C’est l’éternelle question… Il y a de plus en plus de jeunes monstrueusement doués mais les grands musiciens, les artistes, les fortes personnalités restent proportionnellement aussi rares et s’il y a beaucoup d’appelés, il y a peu d’élus. Le plus difficile étant de trouver l’équilibre entre la connaissance des styles, des traditions, des intentions du compositeur, etc., et la personnalité artistique.
Vous pouvez donner des exemples ?
Le sommet est de pouvoir mettre en évidence une vision personnelle dans une œuvre archi-connue. J’ai le souvenir d’un récital de Sviatoslav Richter où il jouait l’opus 110 de Beethoven que j’étais juste en train de travailler et tout m’a soudain semblé neuf ! En rentrant chez moi, j’ai sauté sur la partition… Ce qui fait l’artiste, c’est cette capacité de rendre la musique à la fois évidente et surprenante, et cela dépend d’une conviction sincère dans ses choix. Alors, la pensée s’évade, on se laisse porter par quelque chose qui nous dépasse.
Quelles sont les règles d’or de l’apprentissage ?
La première est de commencer tôt, 5 ou 6 ans est l’idéal (même si l’enfant peut être sensibilisé à la musique plus tôt). La période bénie de l’apprentissage se situe entre 7 et 14 ans, à cet âge-là, tout doit être en place, mais j’ai connu des exceptions à la règle… En corollaire, il est urgentissime de remettre l’étude de la musique dans le programme de l’école primaire, pour déceler tôt les jeunes talents, pour édifier les nouveaux publics et, surtout, pour enrichir le développement de tous les enfants. La musique n’est pas qu’un art de divertissement, elle est un vecteur essentiel d’éducation.

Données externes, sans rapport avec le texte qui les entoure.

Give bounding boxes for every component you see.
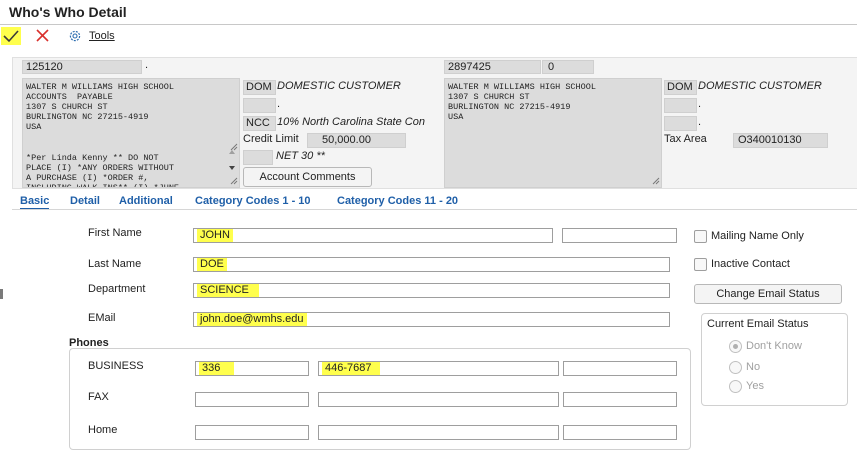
email-value: john.doe@wmhs.edu [197, 313, 307, 326]
title-divider [0, 24, 857, 25]
email-status-no-radio[interactable] [729, 361, 742, 374]
side-resize-handle[interactable] [0, 289, 3, 299]
ok-button[interactable] [1, 27, 21, 45]
cancel-button[interactable] [35, 27, 51, 45]
window-title: Who's Who Detail [9, 4, 127, 20]
tools-menu[interactable]: Tools [89, 30, 115, 42]
scroll-down-icon[interactable] [228, 165, 236, 171]
mailing-name-only-label: Mailing Name Only [711, 230, 804, 242]
left-number: 125120 [26, 61, 63, 73]
business-phone-number: 446-7687 [322, 362, 380, 375]
mailing-name-only-checkbox[interactable] [694, 230, 707, 243]
tax-area-value: O340010130 [738, 134, 802, 146]
home-phone-prefix-input[interactable] [195, 425, 309, 440]
department-label: Department [88, 283, 146, 295]
right-customer-code-field: DOM [664, 80, 697, 95]
business-phone-label: BUSINESS [88, 360, 144, 372]
home-phone-number-input[interactable] [318, 425, 559, 440]
tools-label: Tools [89, 30, 115, 42]
last-name-label: Last Name [88, 258, 142, 270]
right-address-text: WALTER M WILLIAMS HIGH SCHOOL 1307 S CHU… [448, 82, 596, 122]
right-blank-field-1 [664, 98, 697, 113]
credit-limit-label: Credit Limit [243, 133, 299, 145]
change-email-status-button[interactable]: Change Email Status [694, 284, 842, 304]
fax-phone-number-input[interactable] [318, 392, 559, 407]
resize-grip-icon[interactable] [230, 177, 238, 185]
last-name-input[interactable]: DOE [193, 257, 670, 272]
tabs-divider [12, 209, 857, 210]
left-number-suffix: . [145, 59, 149, 71]
home-phone-extra-input[interactable] [563, 425, 677, 440]
left-dot: . [277, 98, 281, 110]
fax-phone-extra-input[interactable] [563, 392, 677, 407]
home-phone-label: Home [88, 424, 118, 436]
first-name-value: JOHN [197, 229, 233, 242]
email-status-dont-know-label: Don't Know [746, 340, 802, 352]
email-input[interactable]: john.doe@wmhs.edu [193, 312, 670, 327]
resize-grip-icon[interactable] [652, 177, 660, 185]
right-customer-code: DOM [667, 81, 693, 93]
tab-category-codes-1-10[interactable]: Category Codes 1 - 10 [195, 195, 311, 207]
terms-desc: NET 30 ** [276, 150, 325, 162]
left-blank-field [243, 98, 276, 113]
fax-phone-prefix-input[interactable] [195, 392, 309, 407]
scroll-up-icon[interactable] [228, 149, 236, 155]
email-status-yes-label: Yes [746, 380, 764, 392]
left-customer-code: DOM [246, 81, 272, 93]
email-status-no-label: No [746, 361, 761, 373]
first-name-extra-input[interactable] [562, 228, 677, 243]
first-name-input[interactable]: JOHN [193, 228, 553, 243]
email-status-yes-radio[interactable] [729, 380, 742, 393]
right-customer-type: DOMESTIC CUSTOMER [698, 80, 822, 92]
right-number2-field: 0 [542, 60, 594, 74]
department-input[interactable]: SCIENCE [193, 283, 670, 298]
left-customer-type: DOMESTIC CUSTOMER [277, 80, 401, 92]
business-phone-extra-input[interactable] [563, 361, 677, 376]
business-phone-prefix: 336 [199, 362, 235, 375]
tab-basic[interactable]: Basic [20, 195, 50, 210]
tools-gear-icon[interactable] [68, 29, 82, 43]
right-address-box: WALTER M WILLIAMS HIGH SCHOOL 1307 S CHU… [444, 78, 662, 188]
department-value: SCIENCE [197, 284, 259, 297]
inactive-contact-label: Inactive Contact [711, 258, 790, 270]
right-dot-2: . [698, 116, 702, 128]
fax-phone-label: FAX [88, 391, 109, 403]
left-number-field: 125120 [22, 60, 142, 74]
right-number: 2897425 [448, 61, 491, 73]
left-tax-code: NCC [246, 117, 270, 129]
close-icon [36, 29, 49, 42]
right-number-field: 2897425 [444, 60, 541, 74]
credit-limit-value: 50,000.00 [322, 134, 371, 146]
checkmark-icon [3, 30, 19, 43]
right-dot-1: . [698, 98, 702, 110]
left-address-box: WALTER M WILLIAMS HIGH SCHOOL ACCOUNTS P… [22, 78, 240, 188]
business-phone-prefix-input[interactable]: 336 [195, 361, 309, 376]
email-status-dont-know-radio[interactable] [729, 340, 742, 353]
account-comments-button[interactable]: Account Comments [243, 167, 372, 187]
email-label: EMail [88, 312, 116, 324]
right-blank-field-2 [664, 116, 697, 131]
left-address-text: WALTER M WILLIAMS HIGH SCHOOL ACCOUNTS P… [26, 82, 174, 132]
current-email-status-label: Current Email Status [707, 318, 809, 330]
left-tax-desc: 10% North Carolina State Con [277, 116, 425, 128]
terms-code-field [243, 150, 273, 165]
tab-additional[interactable]: Additional [119, 195, 173, 207]
right-number2: 0 [548, 61, 555, 73]
left-notes-text: *Per Linda Kenny ** DO NOT PLACE (I) *AN… [26, 153, 180, 188]
left-customer-code-field: DOM [243, 80, 276, 95]
business-phone-number-input[interactable]: 446-7687 [318, 361, 559, 376]
first-name-label: First Name [88, 227, 142, 239]
tax-area-label: Tax Area [664, 133, 707, 145]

Et du côté des futurs professionnels ? Et des grands virtuoses ?
Toujours associer l’intention musicale au mouvement ! En tant qu’élève de Del Pueyo, je suis moi-même héritier d’une lignée remontant jusqu’à Liszt, avec, au cœur de la réflexion pédagogique, les études de Marie Jaëll (1846-1925) qui, en faisant la synthèse de toutes les pédagogies de la fin du XIXe siècle, établit comment le mouvement peut être dominé par la pensée.
Quant aux virtuoses incroyables qui se présentent dans des concours comme celui de cette année, leurs parcours présentent tous des points communs. D’abord, ce don naturel qui fait que l’enfant a des facilités particulières, ensuite, le travail et même le travail acharné, puis la discipline qui aide à garder un équilibre entre le travail et le plaisir - très important -, et enfin la culture. Mais tout cela forme un entonnoir où, finalement, tout se résume à la qualité du mouvement, lui-même issu de la pensée du musicien. C’est quelque chose dans le corps, comme une voix.